The hymn, The Love of God, was written in a citrus packing house in Pasadena, California
by a German-born Christian named Frederick M. Lehman. At age four, Frederick and his
family had immigrated to America, settling in Iowa. Converted to Christ at eleven years
of age while walking through a crabapple orchard, Frederick eventually entered the ministry and pastored churches in the Midwest. But his greatest love was gospel music, and he complied
five song books and published hundreds of songs.
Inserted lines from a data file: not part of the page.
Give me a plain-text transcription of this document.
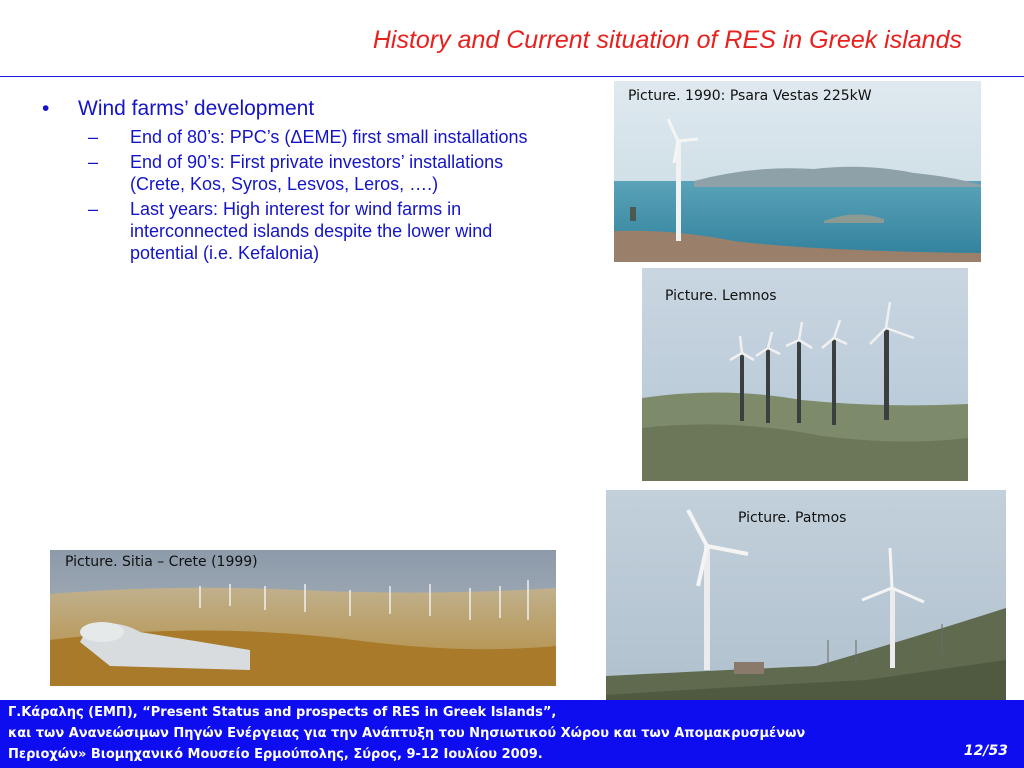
History and Current situation of RES in Greek islands
•	Wind farms’ development
–	End of 80’s: PPC’s (ΔΕΜΕ) first small installations
–	End of 90’s: First private investors’ installations (Crete, Kos, Syros, Lesvos, Leros, ….)
–	Last years: High interest for wind farms in interconnected islands despite the lower wind potential (i.e. Kefalonia)
Picture. 1990: Psara Vestas 225kW
Picture. Lemnos
Picture. Patmos
Picture. Sitia – Crete (1999)
Γ.Κάραλης (ΕΜΠ), “Present Status and prospects of RES in Greek Islands”,
και των Ανανεώσιμων Πηγών Ενέργειας για την Ανάπτυξη του Νησιωτικού Χώρου και των Απομακρυσμένων
Περιοχών» Βιομηχανικό Μουσείο Ερμούπολης, Σύρος, 9-12 Ιουλίου 2009.	12/53
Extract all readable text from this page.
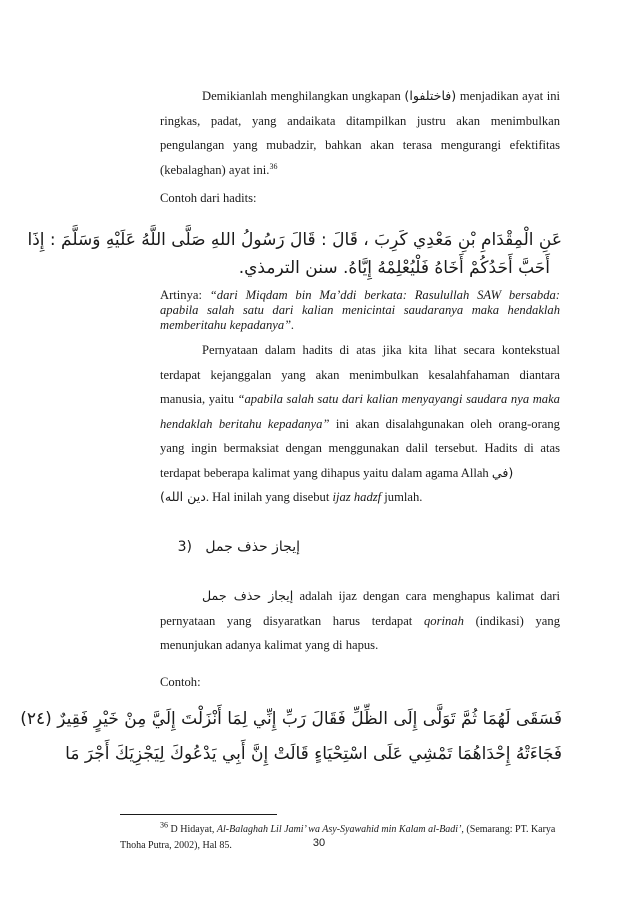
Demikianlah menghilangkan ungkapan (فاختلفوا) menjadikan ayat ini ringkas, padat, yang andaikata ditampilkan justru akan menimbulkan pengulangan yang mubadzir, bahkan akan terasa mengurangi efektifitas (kebalaghan) ayat ini.$^{36}$
Contoh dari hadits:
عَنِ الْمِقْدَامِ بْنِ مَعْدِي كَرِبَ ، قَالَ : قَالَ رَسُولُ اللهِ صَلَّى اللَّهُ عَلَيْهِ وَسَلَّمَ : إِذَا
أَحَبَّ أَحَدُكُمْ أَخَاهُ فَلْيُعْلِمْهُ إِيَّاهُ. سنن الترمذي.
Artinya: “dari Miqdam bin Ma’ddi berkata: Rasulullah SAW bersabda: apabila salah satu dari kalian menicintai saudaranya maka hendaklah memberitahu kepadanya”.
Pernyataan dalam hadits di atas jika kita lihat secara kontekstual terdapat kejanggalan yang akan menimbulkan kesalahfahaman diantara manusia, yaitu “apabila salah satu dari kalian menyayangi saudara nya maka hendaklah beritahu kepadanya” ini akan disalahgunakan oleh orang-orang yang ingin bermaksiat dengan menggunakan dalil tersebut. Hadits di atas terdapat beberapa kalimat yang dihapus yaitu dalam agama Allah (في
دين الله). Hal inilah yang disebut ijaz hadzf jumlah.
إيجاز حذف جمل   3)
إيجاز حذف جمل adalah ijaz dengan cara menghapus kalimat dari pernyataan yang disyaratkan harus terdapat qorinah (indikasi) yang menunjukan adanya kalimat yang di hapus.
Contoh:
فَسَقَى لَهُمَا ثُمَّ تَوَلَّى إِلَى الظِّلِّ فَقَالَ رَبِّ إِنِّي لِمَا أَنْزَلْتَ إِلَيَّ مِنْ خَيْرٍ فَقِيرٌ (٢٤)
فَجَاءَتْهُ إِحْدَاهُمَا تَمْشِي عَلَى اسْتِحْيَاءٍ قَالَتْ إِنَّ أَبِي يَدْعُوكَ لِيَجْزِيَكَ أَجْرَ مَا
$^{36}$ D Hidayat, Al-Balaghah Lil Jami’ wa Asy-Syawahid min Kalam al-Badi’, (Semarang: PT. Karya Thoha Putra, 2002), Hal 85.	30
In 1917, his finances had gone sour, and he found himself working in a packing factory in Pasadena, moving thirty tons of lemons and oranges a day. One morning as he arrived
at work, a song was forming in his mind. He had been thinking about the limitlessness
of God's love, and during breaks he sat on an empty lemon crate and jotted down words
with a stubby pencil.
Arriving home that evening, he went to the old upright piano and began putting notes
to his words. He finally had a melody and two stanzas, but almost all gospel songs of that
era had at least three stanzas. At length, he thought of some lines he had recently heard in a sermon:
"Could we with ink the ocean fill and were the skies of parchment made.
Were every stalk on earth a quill, and every man a scribe by trade,
To write the love of God above would drain the ocean dry,
Nor could the scroll contain the whole though stretched from sky to sky."
That verse perfectly formed the third stanza. The words came from the pen of an eleventh-
century Jewish poet in Germany named Meir Ben Isaac Nehorai.